Si spera nella maturità e capacità del personale politico del nuovo Parlamento a pensare in positivo ed a rinunziare a rivalse con mobilitazioni di piazza, a desistere dalla pratica delle denigrazioni sui media nazionali ed internazionali o dall’orchestrare sgambetti nelle interlocuzioni istituzionali. Si tratta di non ritornare su vizi già visti e praticati nella trentennale esperienza della seconda Repubblica del bipolarismo, incompiuto e bastardo, sfociato in ben quattro commissariamenti delle dinamiche parlamentari, con il ricorso a Premier di estrazione accademica o bancaria.
Mai come in questo momento storico l’Italia ha bisogno di cimentarsi in prospettive politiche, trovandosi sotto le lenti del mondo, come osservata speciale in presenza di una guerra nella quale sono in ballo nuovi assetti geopolitici.
Ci sono scadenze ed appuntamenti da onorare con coerenza e chiarezza nelle relazioni internazionali e con spirito patriottico e non nazionalistico con i partner europei.
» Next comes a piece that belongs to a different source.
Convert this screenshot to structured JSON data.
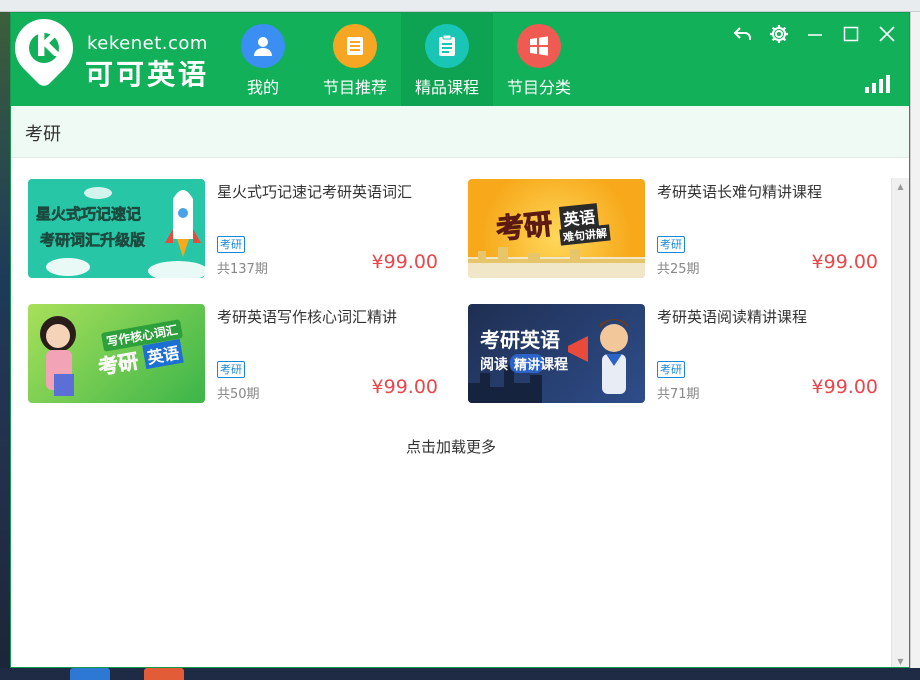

Sul punto si giocano interessi reali e bisogni per i quali si attendono risposte di prospettiva e non di assistenza per il mondo del lavoro e delle imprese, e soprattutto in quello giovanile.
Acquisito il risultato elettorale, scatta ora il momento dell’assunzione delle responsabilità, il cui onere dovrebbe ricadere sulle spalle di Giorgia Meloni, come leader della forza politica più votata.
E non può non essere condivisa è supportata lealmente dai partner della coalizione da lei trainata alla vittoria. Sembra scontato, ma non troppo, stando alla pratica di tergiversanti sgambetti tirati in precedenti occasioni. Intelligenti pauca.